Keine 24 Stunden später legte El País nach und druckte alle Papiere von Ex-PP-Schatzmeister Luis Bárcenas. Der Mann, der 20 Jahre lang die Finanzen der PP verwaltete, hat in den fraglichen Dokumenten penible Ein- und Ausgänge von Schwarzgeld von 1990 bis 2008 handschriftlich vermerkt. Die Gelder stammten hauptsächlich von Bauunternehmen. Bedacht wurden Minister und hohe PP-Funktionäre.
Am häufigsten taucht Rajoy selbst als Nutznießer auf. „Insgesamt gibt es 35 Einträge über einen Zeitraum von 12 Jahren“, schreibt El País und berechnet die Zuwendungen auf 322.231 Euro. Außerdem sind Anzüge und Krawatten für 33.207 Euro aufgeführt.

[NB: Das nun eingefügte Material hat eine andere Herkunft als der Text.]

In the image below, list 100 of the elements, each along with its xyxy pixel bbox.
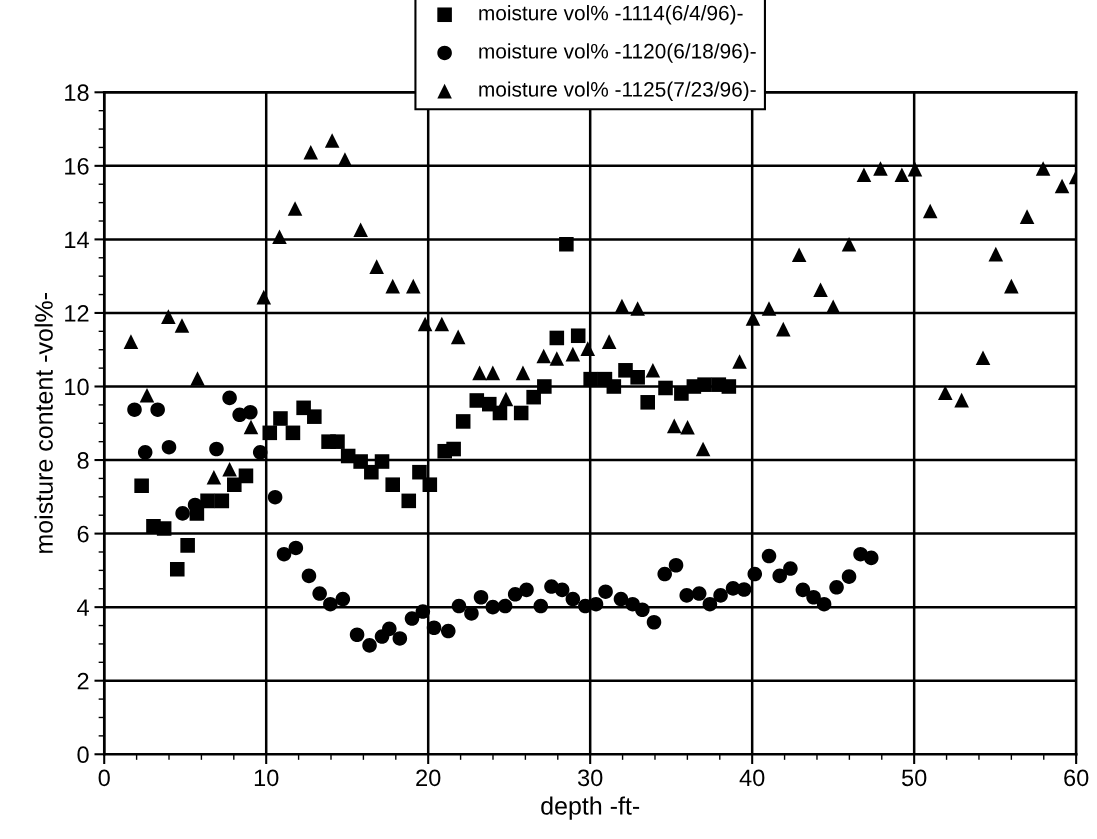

Für Rajoy ist alles eine Verschwörung: „Wenn jemand glaubt, dass er mich unter Druck setzen zu können, damit ich mich zurückziehe und meine Arbeit aufgebe, mit der mich die Spanier betraut haben, dann täuscht er sich“, bekräftigte er seinen Willen im Amt zu bleiben. Als Beweis der Unschuld werde er in der kommenden Woche seine Steuererklärungen öffentlich machen, als wären dort Schwarzgeldbezüge eingetragen.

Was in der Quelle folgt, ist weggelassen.